Nothing much was going on in the garage.
After a while, Guilty crawled out from his nest among the black plastic sacks and took up his usual position in the front of the cart, where he was wont to travel on the off chance that he could claw somebody.
A fly banged on the window pane for a while and then went back to sleep.
And the bags moved.
They moved like frogs in oil, slithering very slowly around each other. They made a rubbery, squeaky noise, like a clever conjurer trying to twist an animal out of balloons.

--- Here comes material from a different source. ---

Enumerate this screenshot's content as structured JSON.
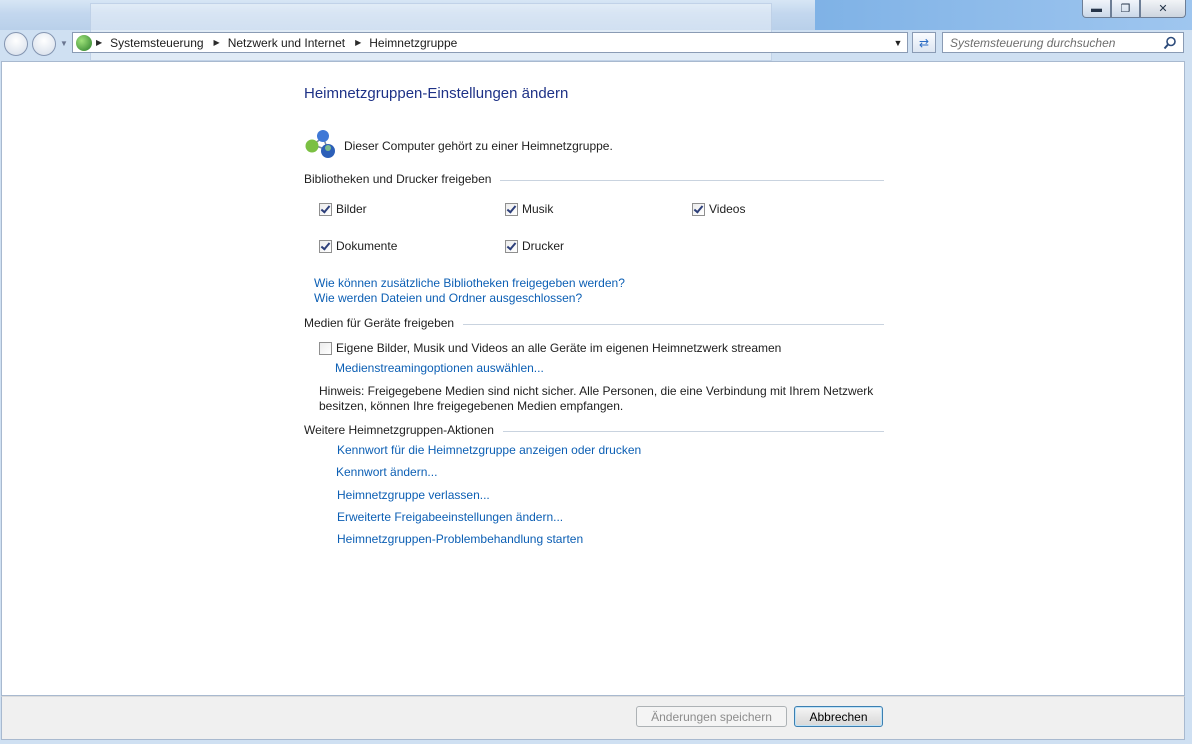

There were other noises, too. Guilty didn't pay them much attention because you couldn't attack noises and, besides, he was pretty well used to them by now.
They weren't very clear. They might have been snatches of music. They might have been voices. They might have been a radio left on, but slightly off station and two rooms away, or the distant roar of a crowd.
Johnny met Kasandra outside the police station.
"You're lucky I've got some spare time," she said. "Come on."
Sergeant Comely was on the desk. He looked up as Johnny and Kasandra came in, then looked back at the book he was writing in, and then looked up again slowly.
"You?"
"Er, hello, Sergeant Comely," said Johnny.